Rn 84
Die Insolvenzeröffnung erfasst im Ausland belegenes Vermögen des Schuldners (Universalitätsprinzip).[99] Der Schuldner hat auch darüber umfassend Auskunft zu geben.
Rn 85
Massegegenstände, die sich im Gebiet der Europäischen Union befinden, können vom Verwalter grundsätzlich in Besitz genommen und zur inländischen Masse gezogen werden (Art. 18 Abs. 1 Satz 2, Abs. 2 Satz 1 EuInsVO).[100] Gläubiger, die nach Verfahrenseröffnung aus einem Gegenstand der Masse Befriedigung erlangt haben, und zwar auch durch Zwangsvollstreckung, sind dem Verwalter zur Herausgabe des Erlangten verpflichtet (Art. 20 Abs. 1 EuInsVO). Zur Anerkennung und Vollstreckbarkeit inländischer Entscheidungen vgl. Art. 25 EuInsVO. Ob und wie der Verwalter im Übrigen Auslandsvermögen tatsächlich in Besitz nehmen kann, hängt vom Recht des Belegenheitsstaates ab. Werden die deutschen Insolvenzwirkungen dort nicht anerkannt, ist der Verwalter regelmäßig auf die Mitwirkung des Schuldners angewiesen. Dieser kann insbesondere verpflichtet sein, den Verwalter mit entsprechenden Vollmachten auszustatten.[101] Gegen nicht herausgabebereite Dritte kann der Verwalter im Inland klagen.[102]
Rn 86
Einzelzwangsvollstreckungsmaßnahmen inländischer Gläubiger über im Ausland belegenes Vermögen des Insolvenzschuldners lösen bei ihrer Wirksamkeit[103] einen Bereicherungsanspruch zugunsten der Masse aus (Verstoß gegen den Grundsatz der Gläubigergleichbehandlung).[104] Der Verwalter kann in diesem Fall von dem betreffenden Gläubiger gemäß § 812 Abs. 1 Satz 1 Fall 2 BGB die vollstreckungsrechtliche Freigabe des Gegenstands oder – falls bereits eine Verwertung stattgefunden hat – Herausgabe des an ihn ausgekehrten Erlöses verlangen.
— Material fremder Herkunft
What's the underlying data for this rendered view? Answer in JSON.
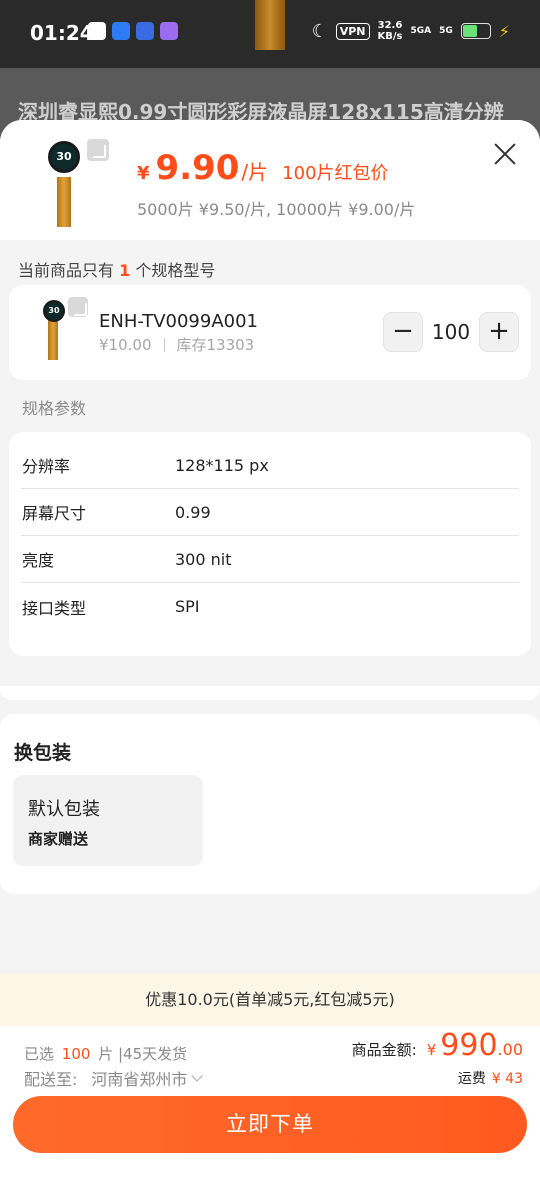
{
  "status_bar": {
    "time": "01:24",
    "vpn": "VPN",
    "speed_value": "32.6",
    "speed_unit": "KB/s",
    "signal_1": "5GA",
    "signal_2": "5G"
  },
  "background": {
    "title": "深圳睿显熙0.99寸圆形彩屏液晶屏128x115高清分辨"
  },
  "product": {
    "price_currency": "¥",
    "price": "9.90",
    "price_unit": "/片",
    "promo": "100片红包价",
    "tier_prices": "5000片 ¥9.50/片, 10000片 ¥9.00/片",
    "thumb_label": "30"
  },
  "spec_notice": {
    "prefix": "当前商品只有",
    "count": "1",
    "suffix": "个规格型号"
  },
  "sku": {
    "name": "ENH-TV0099A001",
    "price": "¥10.00",
    "stock": "库存13303",
    "quantity": "100",
    "minus": "−",
    "plus": "+",
    "thumb_label": "30"
  },
  "params_section": {
    "label": "规格参数",
    "rows": [
      {
        "key": "分辨率",
        "value": "128*115 px"
      },
      {
        "key": "屏幕尺寸",
        "value": "0.99"
      },
      {
        "key": "亮度",
        "value": "300 nit"
      },
      {
        "key": "接口类型",
        "value": "SPI"
      }
    ]
  },
  "packaging": {
    "title": "换包装",
    "option_name": "默认包装",
    "option_sub": "商家赠送"
  },
  "discount": {
    "text": "优惠10.0元(首单减5元,红包减5元)"
  },
  "footer": {
    "selected_prefix": "已选",
    "selected_count": "100",
    "selected_suffix": "片 |45天发货",
    "ship_label": "配送至:",
    "ship_address": "河南省郑州市",
    "total_label": "商品金额:",
    "total_currency": "¥",
    "total_int": "990",
    "total_dec": ".00",
    "freight_label": "运费",
    "freight_value": "¥ 43",
    "order_button": "立即下单"
  },
  "colors": {
    "accent": "#ff4d1a",
    "button": "#ff5a1f",
    "discount_bg": "#fdf5e6"
  }
}
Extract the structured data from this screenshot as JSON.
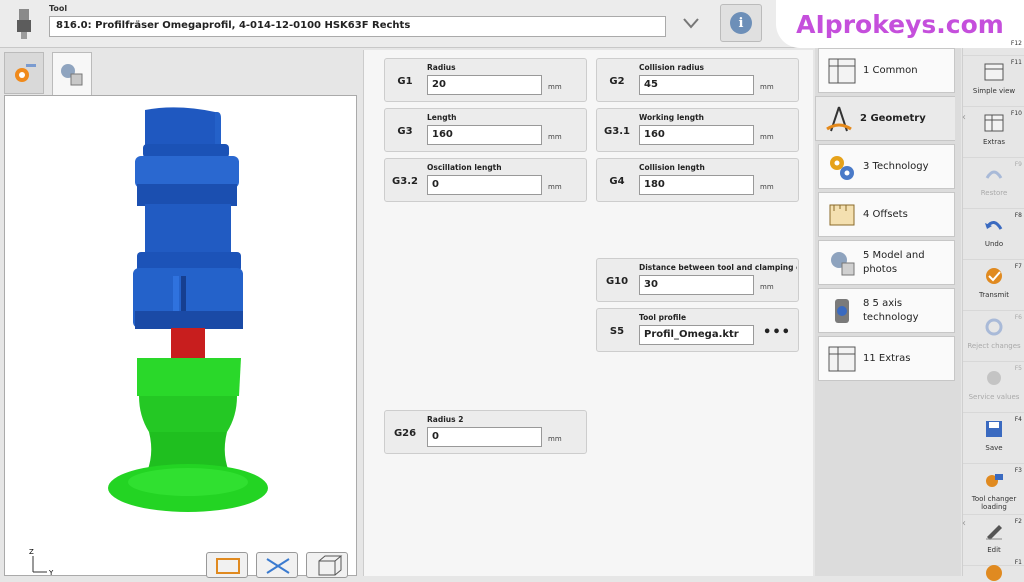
{
  "header": {
    "tool_label": "Tool",
    "tool_value": "816.0: Profilfräser Omegaprofil, 4-014-12-0100 HSK63F Rechts",
    "watermark": "AIprokeys.com"
  },
  "fields": [
    {
      "code": "G1",
      "label": "Radius",
      "value": "20",
      "unit": "mm"
    },
    {
      "code": "G2",
      "label": "Collision radius",
      "value": "45",
      "unit": "mm"
    },
    {
      "code": "G3",
      "label": "Length",
      "value": "160",
      "unit": "mm"
    },
    {
      "code": "G3.1",
      "label": "Working length",
      "value": "160",
      "unit": "mm"
    },
    {
      "code": "G3.2",
      "label": "Oscillation length",
      "value": "0",
      "unit": "mm"
    },
    {
      "code": "G4",
      "label": "Collision length",
      "value": "180",
      "unit": "mm"
    },
    {
      "code": "G10",
      "label": "Distance between tool and clamping eq...",
      "value": "30",
      "unit": "mm"
    },
    {
      "code": "S5",
      "label": "Tool profile",
      "value": "Profil_Omega.ktr",
      "more": "•••"
    },
    {
      "code": "G26",
      "label": "Radius 2",
      "value": "0",
      "unit": "mm"
    }
  ],
  "nav_tabs": [
    {
      "label": "1 Common",
      "icon": "common-table-icon"
    },
    {
      "label": "2 Geometry",
      "icon": "compass-icon",
      "active": true
    },
    {
      "label": "3 Technology",
      "icon": "gears-icon"
    },
    {
      "label": "4 Offsets",
      "icon": "ruler-icon"
    },
    {
      "label": "5 Model and photos",
      "icon": "model-photo-icon"
    },
    {
      "label": "8 5 axis technology",
      "icon": "five-axis-icon"
    },
    {
      "label": "11 Extras",
      "icon": "extras-table-icon"
    }
  ],
  "actions": [
    {
      "key": "F12",
      "label": ""
    },
    {
      "key": "F11",
      "label": "Simple view"
    },
    {
      "key": "F10",
      "label": "Extras"
    },
    {
      "key": "F9",
      "label": "Restore",
      "disabled": true
    },
    {
      "key": "F8",
      "label": "Undo"
    },
    {
      "key": "F7",
      "label": "Transmit"
    },
    {
      "key": "F6",
      "label": "Reject changes",
      "disabled": true
    },
    {
      "key": "F5",
      "label": "Service values",
      "disabled": true
    },
    {
      "key": "F4",
      "label": "Save"
    },
    {
      "key": "F3",
      "label": "Tool changer loading"
    },
    {
      "key": "F2",
      "label": "Edit"
    },
    {
      "key": "F1",
      "label": ""
    }
  ],
  "axis": {
    "z": "Z",
    "y": "Y"
  },
  "colors": {
    "tool_blue": "#1f5fc4",
    "tool_red": "#c81e1e",
    "tool_green": "#22dd22",
    "badge_text": "#c54fdc"
  }
}
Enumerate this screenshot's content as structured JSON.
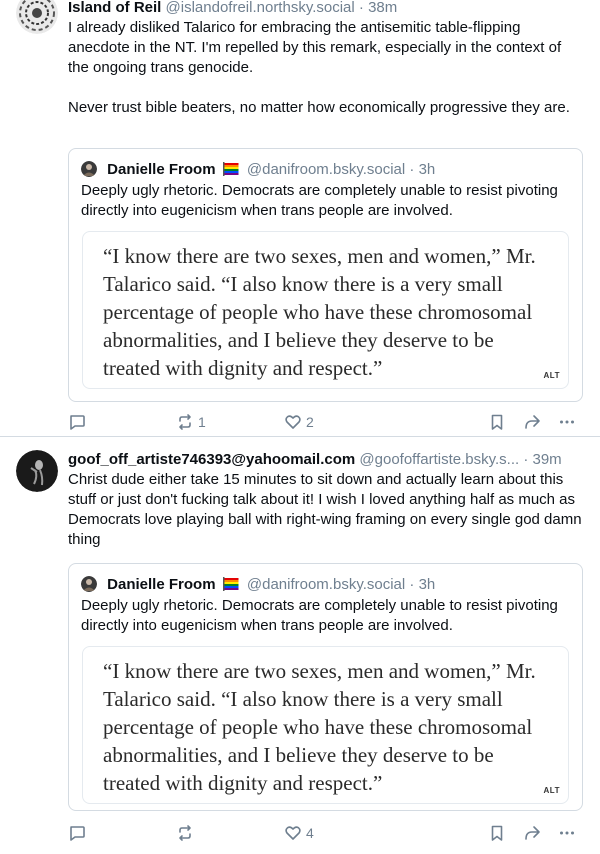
{
  "posts": [
    {
      "author": {
        "display_name": "Island of Reil",
        "handle": "@islandofreil.northsky.social",
        "time": "38m"
      },
      "separator": "·",
      "text": "I already disliked Talarico for embracing the antisemitic table-flipping anecdote in the NT. I'm repelled by this remark, especially in the context of the ongoing trans genocide.\n\nNever trust bible beaters, no matter how economically progressive they are.",
      "quote": {
        "author": {
          "display_name": "Danielle Froom",
          "handle": "@danifroom.bsky.social",
          "time": "3h"
        },
        "text": "Deeply ugly rhetoric. Democrats are completely unable to resist pivoting directly into eugenicism when trans people are involved.",
        "image_text": "“I know there are two sexes, men and women,” Mr. Talarico said. “I also know there is a very small percentage of people who have these chromosomal abnormalities, and I believe they deserve to be treated with dignity and respect.”",
        "alt_badge": "ALT"
      },
      "actions": {
        "reply_count": "",
        "repost_count": "1",
        "like_count": "2"
      }
    },
    {
      "author": {
        "display_name": "goof_off_artiste746393@yahoomail.com",
        "handle": "@goofoffartiste.bsky.s...",
        "time": "39m"
      },
      "separator": "·",
      "text": "Christ dude either take 15 minutes to sit down and actually learn about this stuff or just don't fucking talk about it! I wish I loved anything half as much as Democrats love playing ball with right-wing framing on every single god damn thing",
      "quote": {
        "author": {
          "display_name": "Danielle Froom",
          "handle": "@danifroom.bsky.social",
          "time": "3h"
        },
        "text": "Deeply ugly rhetoric. Democrats are completely unable to resist pivoting directly into eugenicism when trans people are involved.",
        "image_text": "“I know there are two sexes, men and women,” Mr. Talarico said. “I also know there is a very small percentage of people who have these chromosomal abnormalities, and I believe they deserve to be treated with dignity and respect.”",
        "alt_badge": "ALT"
      },
      "actions": {
        "reply_count": "",
        "repost_count": "",
        "like_count": "4"
      }
    }
  ],
  "icons": {
    "reply": "speech-bubble-icon",
    "repost": "repost-arrows-icon",
    "like": "heart-icon",
    "bookmark": "bookmark-icon",
    "share": "share-arrow-icon",
    "more": "ellipsis-icon"
  },
  "colors": {
    "text": "#0b0f14",
    "muted": "#6f7f8f",
    "border": "#d4dbe2"
  }
}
Bei Kenntnis von der fehlenden Berechtigung zur Vollstreckung können sich Folgeansprüche auf Nutzungs- bzw. Schadensersatz aus § 819 Abs. 1 BGB, § 818 Abs. 4 BGB, §§ 292, 987 ff. BGB ergeben. Der dem Verwalter im Zusammenhang mit der Verwertung des Vermögensgegenstands entgangene Gewinn kann jedenfalls bei positiver Kenntnis des Gläubigers von der Nichtberechtigung über § 687 Abs. 2 BGB herausverlangt werden.